Chapter 1 - Morgan Amoret
Most humans like to believe they understand their own world.
Adorable, really.
They tell stories about vampires, the pale, brooding creatures who stalk the night and sparkle if you throw them at the sun. Cute. Completely wrong. The myths were never about vampires at all. They were about a far bigger beast, wolves. Well, werewolves to be precise, though humans managed to butcher the details beyond recognition. They don’t burn in the daylight, they don’t sleep in coffins, and they definitely don’t sparkle. They’re just faster, stronger, sharper, and infinitely better looking. Obviously.

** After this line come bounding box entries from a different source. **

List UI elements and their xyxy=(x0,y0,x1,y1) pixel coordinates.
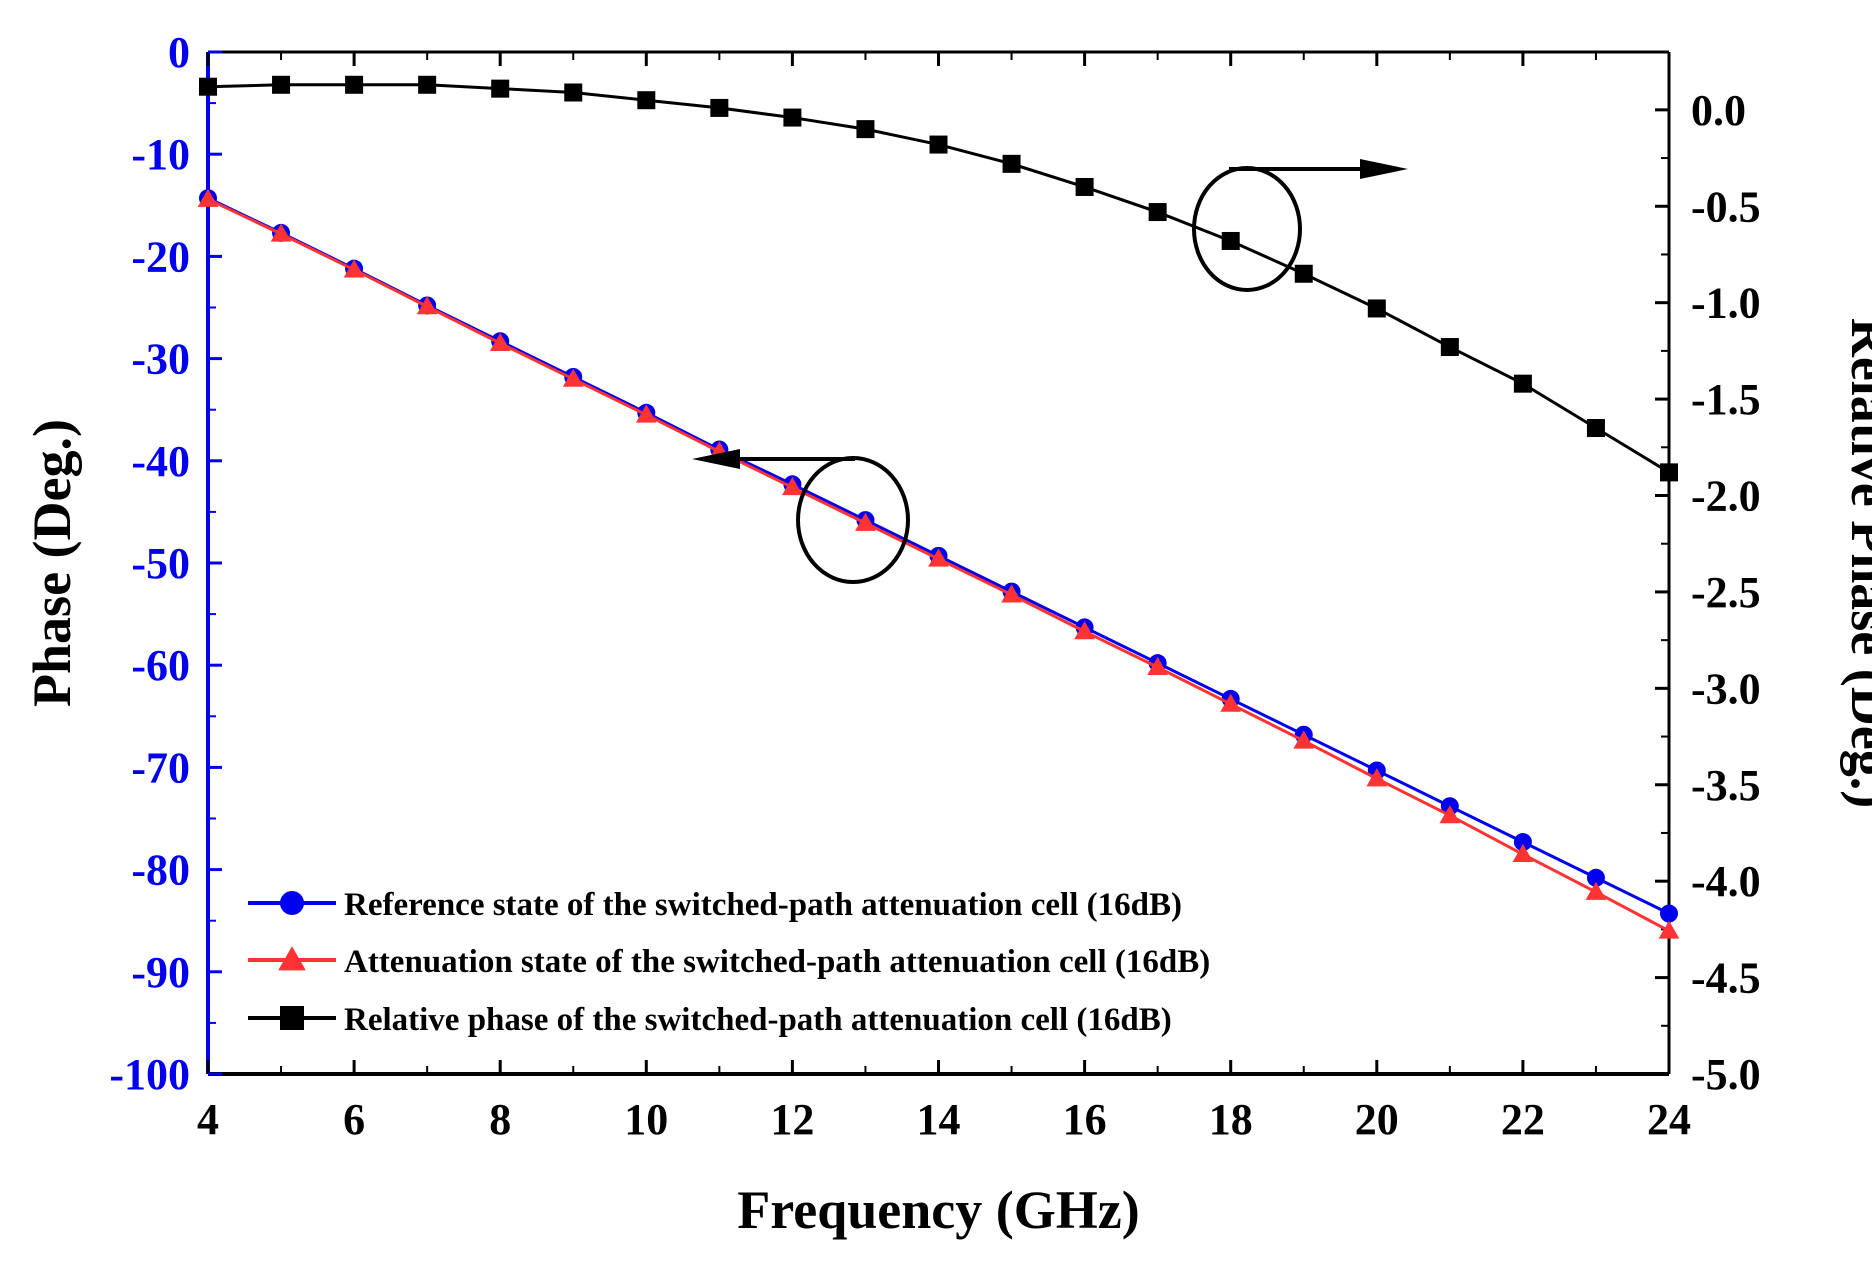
x-tick-label: 20 xyxy=(1355,1095,1399,1144)
y-right-tick-label: -3.5 xyxy=(1691,761,1761,810)
x-tick-label: 6 xyxy=(343,1095,365,1144)
series-3-point xyxy=(856,120,875,139)
series-2-point xyxy=(1439,805,1461,824)
y-right-tick-label: -1.5 xyxy=(1691,375,1761,424)
series-2-point xyxy=(635,404,657,423)
right-axis-indicator-circle xyxy=(1192,166,1302,292)
annotations xyxy=(692,159,1408,584)
series-2-point xyxy=(197,188,219,207)
series-1-point xyxy=(1586,868,1605,887)
x-tick-label: 16 xyxy=(1063,1095,1107,1144)
left-arrow-icon xyxy=(692,449,740,469)
y-left-tick-label: -40 xyxy=(131,437,190,486)
y-left-axis-title: Phase (Deg.) xyxy=(22,419,82,707)
legend-label-2: Attenuation state of the switched-path a… xyxy=(344,944,1210,980)
legend-label-3: Relative phase of the switched-path atte… xyxy=(344,1002,1172,1038)
series-3-point xyxy=(1075,177,1094,196)
y-left-tick-label: -100 xyxy=(109,1050,190,1099)
series-2-point xyxy=(1585,881,1607,900)
series-2-point xyxy=(1147,656,1168,676)
x-tick-label: 12 xyxy=(770,1095,814,1144)
y-left-tick-label: -60 xyxy=(131,641,190,690)
legend-label-1: Reference state of the switched-path att… xyxy=(344,887,1182,923)
series-2-point xyxy=(343,259,365,278)
x-tick-label: 18 xyxy=(1209,1095,1253,1144)
series-3-point xyxy=(345,75,364,94)
series-2-point xyxy=(1293,730,1315,749)
y-right-tick-label: -3.0 xyxy=(1691,664,1761,713)
x-tick-label: 8 xyxy=(489,1095,511,1144)
series-3-point xyxy=(272,75,291,94)
series-1-point xyxy=(1660,904,1678,923)
series-3-point xyxy=(199,77,217,96)
left-axis-indicator-circle xyxy=(796,456,910,584)
x-tick-label: 24 xyxy=(1647,1095,1691,1144)
y-right-tick-label: -1.0 xyxy=(1691,279,1761,328)
y-right-axis-title: Relative Phase (Deg.) xyxy=(1840,318,1872,808)
legend-marker-3 xyxy=(280,1006,304,1030)
y-left-tick-label: -90 xyxy=(131,948,190,997)
series-2-point xyxy=(928,548,949,567)
y-left-tick-label: -30 xyxy=(131,335,190,384)
series-2-point xyxy=(562,368,584,387)
y-right-tick-label: -4.5 xyxy=(1691,954,1761,1003)
y-right-tick-label: -0.5 xyxy=(1691,182,1761,231)
y-right-tick-label: -5.0 xyxy=(1691,1050,1761,1099)
series-3-point xyxy=(710,98,729,117)
series-3-point xyxy=(418,75,437,94)
y-right-tick-label: 0.0 xyxy=(1691,86,1746,135)
y-right-tick-label: -4.0 xyxy=(1691,857,1761,906)
y-right-tick-label: -2.5 xyxy=(1691,568,1761,617)
y-left-tick-label: 0 xyxy=(168,28,190,77)
series-3-point xyxy=(491,79,510,98)
y-right-tick-label: -2.0 xyxy=(1691,472,1761,521)
y-left-tick-label: -10 xyxy=(131,130,190,179)
series-2-point xyxy=(1512,843,1534,863)
series-2-point xyxy=(1366,768,1388,787)
legend-marker-2 xyxy=(278,946,306,971)
series-3-point xyxy=(637,91,656,110)
series-3-point xyxy=(929,135,948,154)
x-axis-title: Frequency (GHz) xyxy=(737,1180,1139,1240)
right-arrow-icon xyxy=(1360,159,1408,179)
series-3-point xyxy=(1586,419,1605,438)
series-3-point xyxy=(783,108,802,127)
series-3-point xyxy=(1002,154,1021,173)
series-2-point xyxy=(1658,920,1680,939)
y-left-tick-label: -20 xyxy=(131,232,190,281)
x-tick-label: 10 xyxy=(624,1095,668,1144)
series-2-point xyxy=(416,296,438,315)
y-left-tick-label: -70 xyxy=(131,743,190,792)
legend: Reference state of the switched-path att… xyxy=(248,887,1210,1038)
legend-marker-1 xyxy=(280,891,304,915)
series-3-point xyxy=(1513,374,1532,393)
x-tick-label: 4 xyxy=(197,1095,219,1144)
series-3-point xyxy=(1367,299,1386,318)
y-left-tick-label: -80 xyxy=(131,846,190,895)
series-2-point xyxy=(782,477,803,496)
series-2-point xyxy=(1074,621,1095,640)
x-tick-label: 22 xyxy=(1501,1095,1545,1144)
series-3-point xyxy=(1221,231,1240,250)
series-2-point xyxy=(855,512,876,531)
series-2-point xyxy=(1220,693,1242,712)
series-2-point xyxy=(1001,584,1022,603)
y-left-tick-label: -50 xyxy=(131,539,190,588)
series-3-point xyxy=(564,83,583,102)
x-tick-label: 14 xyxy=(917,1095,961,1144)
series-3-point xyxy=(1440,338,1459,357)
series-2-point xyxy=(489,332,511,352)
series-1-point xyxy=(1513,833,1532,852)
series-2-point xyxy=(270,223,292,242)
series-3-point xyxy=(1148,203,1167,222)
series-3-point xyxy=(1660,463,1678,482)
series-3-point xyxy=(1294,264,1313,283)
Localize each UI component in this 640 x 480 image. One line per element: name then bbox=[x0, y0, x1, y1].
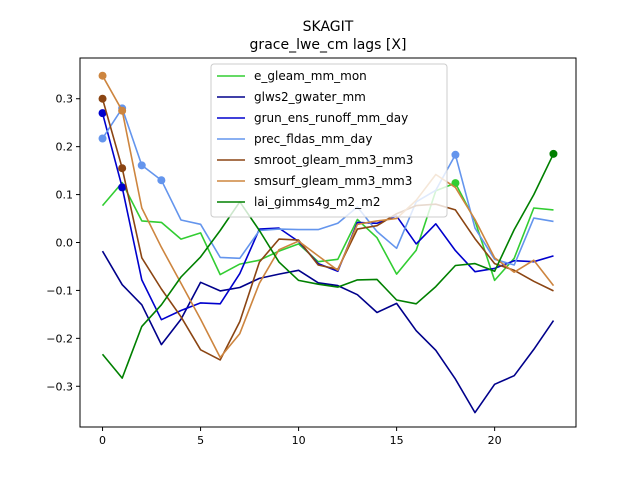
data-point-marker bbox=[137, 161, 146, 170]
series-line-glws2-gwater-mm bbox=[101, 250, 555, 414]
y-tick-label: 0.2 bbox=[56, 141, 74, 154]
legend-box bbox=[210, 63, 448, 218]
x-tick-label: 0 bbox=[99, 434, 106, 447]
axes-frame bbox=[79, 57, 577, 428]
series-line-prec-fldas-mm-day bbox=[101, 107, 554, 266]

There are four kinds of wolves living quietly among humans, blending in so well that mortals never notice. One kind, though — the strongest — supposedly died out centuries ago.
Supposedly.
Morgan Amoret is the last white wolf. Over four hundred years old, permanently twenty five, and immortal. She lost her parents, sisters, her home, everything. Loss shapes you. Hardens you. Turns you into the kind of woman who doesn’t flinch at danger.
And yes, before you ask, Morgan isn’t just any white wolf. She has the royal bloodline, the kind that once ruled all wolves: black, grey, brown, and white. Royals were born with the potential for unique abilities, gifts passed down through generations. Only a royal could ever wield one.
Morgan
Cold. That was the first thing I felt.
I woke with Sophie curled against me, small and warm despite the frost clinging to my clothes. My niece who is five years old, stubborn as a mule, and the only piece of my sister Ophelia I have left. Ophelia had loved a human, married him, and had Sophie. She’d given up immortality for him. For love. And then she was murdered.
When our lands were attacked, my grandmother and my sister Lilly shoved Sophie and me into an enchanted freezer — yes, an actual freezer — the kind that only fits two people and apparently doubles as a time capsule.
All I remember was a cold rush and then total darkness.
Now the ice had melted, and I had no idea what year it was. But I knew exactly what I wanted.
Revenge.
“Hey, Soph. Wake up,” I murmured, brushing her hair back.
She groaned, blinked up at me, then suddenly wrapped her arms around my neck.
“Aunty,” she squealed.
My chest tightened — in the good way, not the cardiac arrest way.
“Come on,” I said, standing and lifting her onto my hip. “Let’s go and find out where we are.”
And just like that, me the last white wolf and her niece stepped out into a world that thought they were extinct.
As we started walking the air smelled different. Cleaner. Sharper. This new world felt… wrong. Too quiet. Too empty
Sophie tugged on my sleeve. “Aunty, are we… in the future?
I sighed. “Sweetheart, I don’t even know if we’re still on the same continent.”
We continued to walk through the trees, Sophie perched on my hip, her small fingers tangled in my hair. Every sound felt too loud. Every scent too new. My wolf senses were screaming at me — danger, change, loss.